Although I live just ten minutes down the road from Glyndebourne, I have only been to see two operas there: a technicolour version of Englebert Humperdinck’s Hänsel und Gretel in which the witch was the cashier in a Roald Dahl-esque sweetie supermarket; and a sumptuous production of Mozart’s Die Entführung aus dem Serail in baroque colours of burgundy and gold.
On both those occasions, I only saw the garden fleetingly as it was either winter or raining. So I couldn’t pass up the opportunity to visit the inaugural Glyndebourne Open Gardens on Sunday, for a modest entrance fee of £10 which goes towards the garden fund. I discover borders as full of theatrical colour as the stage productions.
Under head gardener Kevin Martin and his four man team, the gardens at Glyndebourne are a work of artistic merit in their own right. As soon as you approach the modern auditorium surrounded by a jungle of tree ferns and giant cannas, you are transported to an exotic world a million miles away from the tranquil South Downs.

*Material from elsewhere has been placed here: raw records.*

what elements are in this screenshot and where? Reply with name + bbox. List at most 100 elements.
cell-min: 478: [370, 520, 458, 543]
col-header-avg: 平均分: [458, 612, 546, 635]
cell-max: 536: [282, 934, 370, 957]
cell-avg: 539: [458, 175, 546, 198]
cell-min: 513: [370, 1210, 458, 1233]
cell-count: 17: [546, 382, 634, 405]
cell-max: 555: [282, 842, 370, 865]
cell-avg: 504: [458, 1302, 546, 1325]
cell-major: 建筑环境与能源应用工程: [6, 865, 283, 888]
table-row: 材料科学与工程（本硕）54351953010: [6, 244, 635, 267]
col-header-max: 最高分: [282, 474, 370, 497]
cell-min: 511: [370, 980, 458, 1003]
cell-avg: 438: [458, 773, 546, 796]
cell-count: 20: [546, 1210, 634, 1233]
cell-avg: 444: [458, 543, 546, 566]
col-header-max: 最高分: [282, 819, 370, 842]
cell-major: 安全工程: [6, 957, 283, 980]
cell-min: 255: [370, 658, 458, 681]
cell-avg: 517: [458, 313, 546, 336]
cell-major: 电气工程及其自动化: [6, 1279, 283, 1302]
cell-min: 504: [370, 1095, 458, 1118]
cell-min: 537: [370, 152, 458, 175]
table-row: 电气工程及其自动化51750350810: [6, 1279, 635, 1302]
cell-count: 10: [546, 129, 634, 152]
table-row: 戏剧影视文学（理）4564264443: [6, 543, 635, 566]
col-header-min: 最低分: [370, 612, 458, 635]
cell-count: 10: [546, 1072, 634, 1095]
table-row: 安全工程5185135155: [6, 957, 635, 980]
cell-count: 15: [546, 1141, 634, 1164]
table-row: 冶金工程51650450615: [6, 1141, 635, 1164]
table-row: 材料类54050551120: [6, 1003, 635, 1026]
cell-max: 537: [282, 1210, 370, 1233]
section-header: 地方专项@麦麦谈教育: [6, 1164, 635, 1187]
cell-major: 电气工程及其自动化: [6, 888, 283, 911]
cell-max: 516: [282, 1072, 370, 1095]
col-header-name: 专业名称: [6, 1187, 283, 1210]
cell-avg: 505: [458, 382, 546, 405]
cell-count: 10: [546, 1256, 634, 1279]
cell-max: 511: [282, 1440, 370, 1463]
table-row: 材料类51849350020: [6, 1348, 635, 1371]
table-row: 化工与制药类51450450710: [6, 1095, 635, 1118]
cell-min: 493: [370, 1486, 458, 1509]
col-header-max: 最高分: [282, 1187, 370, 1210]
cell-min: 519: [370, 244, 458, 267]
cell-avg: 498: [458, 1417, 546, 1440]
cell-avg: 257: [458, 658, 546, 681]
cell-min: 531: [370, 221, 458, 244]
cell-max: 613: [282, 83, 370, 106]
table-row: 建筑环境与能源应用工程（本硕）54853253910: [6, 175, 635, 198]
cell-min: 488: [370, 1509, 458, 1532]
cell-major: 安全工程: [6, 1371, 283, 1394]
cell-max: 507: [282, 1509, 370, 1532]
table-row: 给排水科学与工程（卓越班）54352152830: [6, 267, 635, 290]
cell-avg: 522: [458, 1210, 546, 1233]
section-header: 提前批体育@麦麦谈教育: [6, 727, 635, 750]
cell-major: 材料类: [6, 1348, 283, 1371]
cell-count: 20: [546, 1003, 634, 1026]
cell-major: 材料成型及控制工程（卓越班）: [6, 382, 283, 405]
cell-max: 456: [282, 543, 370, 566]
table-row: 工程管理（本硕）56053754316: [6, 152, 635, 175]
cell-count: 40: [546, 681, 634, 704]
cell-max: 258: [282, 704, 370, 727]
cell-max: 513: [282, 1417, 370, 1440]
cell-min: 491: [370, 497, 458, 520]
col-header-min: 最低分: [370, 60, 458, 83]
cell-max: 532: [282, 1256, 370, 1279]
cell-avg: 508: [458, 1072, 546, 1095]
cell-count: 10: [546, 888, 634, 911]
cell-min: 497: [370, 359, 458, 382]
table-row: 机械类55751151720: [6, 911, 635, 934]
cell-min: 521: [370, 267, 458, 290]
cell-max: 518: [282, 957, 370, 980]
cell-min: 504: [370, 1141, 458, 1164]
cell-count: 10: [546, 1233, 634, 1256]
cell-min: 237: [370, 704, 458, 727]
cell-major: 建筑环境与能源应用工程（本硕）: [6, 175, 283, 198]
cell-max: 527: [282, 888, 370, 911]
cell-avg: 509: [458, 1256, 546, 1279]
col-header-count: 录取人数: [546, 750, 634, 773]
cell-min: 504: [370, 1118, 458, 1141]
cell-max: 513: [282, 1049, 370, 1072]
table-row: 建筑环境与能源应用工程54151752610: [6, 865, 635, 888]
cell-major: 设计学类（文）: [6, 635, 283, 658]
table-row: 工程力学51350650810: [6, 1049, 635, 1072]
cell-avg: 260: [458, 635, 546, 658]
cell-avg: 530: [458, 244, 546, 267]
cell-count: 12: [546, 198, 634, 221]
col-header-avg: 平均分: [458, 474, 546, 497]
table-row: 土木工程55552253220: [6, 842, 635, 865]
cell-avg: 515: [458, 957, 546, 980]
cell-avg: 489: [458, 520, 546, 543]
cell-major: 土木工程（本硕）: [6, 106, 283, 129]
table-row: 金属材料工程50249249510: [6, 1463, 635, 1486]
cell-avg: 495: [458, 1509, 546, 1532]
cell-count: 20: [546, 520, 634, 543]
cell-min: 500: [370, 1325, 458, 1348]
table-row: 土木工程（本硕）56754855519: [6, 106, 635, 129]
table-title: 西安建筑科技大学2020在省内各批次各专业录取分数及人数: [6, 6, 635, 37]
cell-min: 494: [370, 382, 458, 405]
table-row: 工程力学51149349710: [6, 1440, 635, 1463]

Coming out of the main entrance area I encounter the Organ Room, which has the graceful yet imposing air of an Oxford college. This opens out onto the terrace in front of the main eighteenth century house, laid by Glyndebourne’s founder John Christie in the 1920s. The planting around this well-trodden path (which is the main route from the coach park to the auditorium) is brilliant and clashing: scarlet dahlias, soft pink cosmos, purple sedums, towering Persicaria orientalis with hot pink flower tassels. From the lawn below you can see frothy blush-coloured roses and clouds of pink and white Erigeron karvinskianus.
The Wild Garden Border forms a bridge between the formality of the house and terrace and the informality of the bucolic pastures beyond, where sheep graze peacefully around a modern sculpture. Orange is the predominant colour here, with flames of Mexican Sunflower (Tithonia rotundifolia ‘Torch’) and yet more vibrant dahlias.
Across the lawn there are beds of blue clematis and salvias and a white border with tall trumpets of Nicotiana – throughout the garden there is a playful approach to height with tall plants popping up like the high notes in an aria.
The garden is designed to be at its best in the summer season when it becomes homes to legions of picnicking opera goers in evening dress, so it is little surprise that the rose garden is a little overblown and past its best. But there is still plenty to look at: the perfect Alice in Wonderland croquet lawn, the elegant Urn Garden with its contrasts of yellows, pinks and blues, the classical rectangular pool overlooked by a Henry Moore reclining figure and the magical Bourne Garden, Martin’s own favourite part of the garden in late summer, with a heady mix of grasses, more cannas and tree ferns, late flowering salvias, dahlias, asters and Helianthus as well as Verbena bonariensis and Acanthus mollis.
Along the way I stop off at the plant stall run by a local nursery and treat myself to a Aster x frikartii ‘Monch’ and a Sedum ‘Red Cauli’. Finally, I visit the greenhouses which are a little bare at this time of year and the kitchen garden which supplies the table at the big house, where, delightfully, sweetcorn and pale lemon roses grow side by side.
Opera at Glyndebourne is a fixture in the summer season. Let’s hope the Glyndebourne Open Gardens follows suit.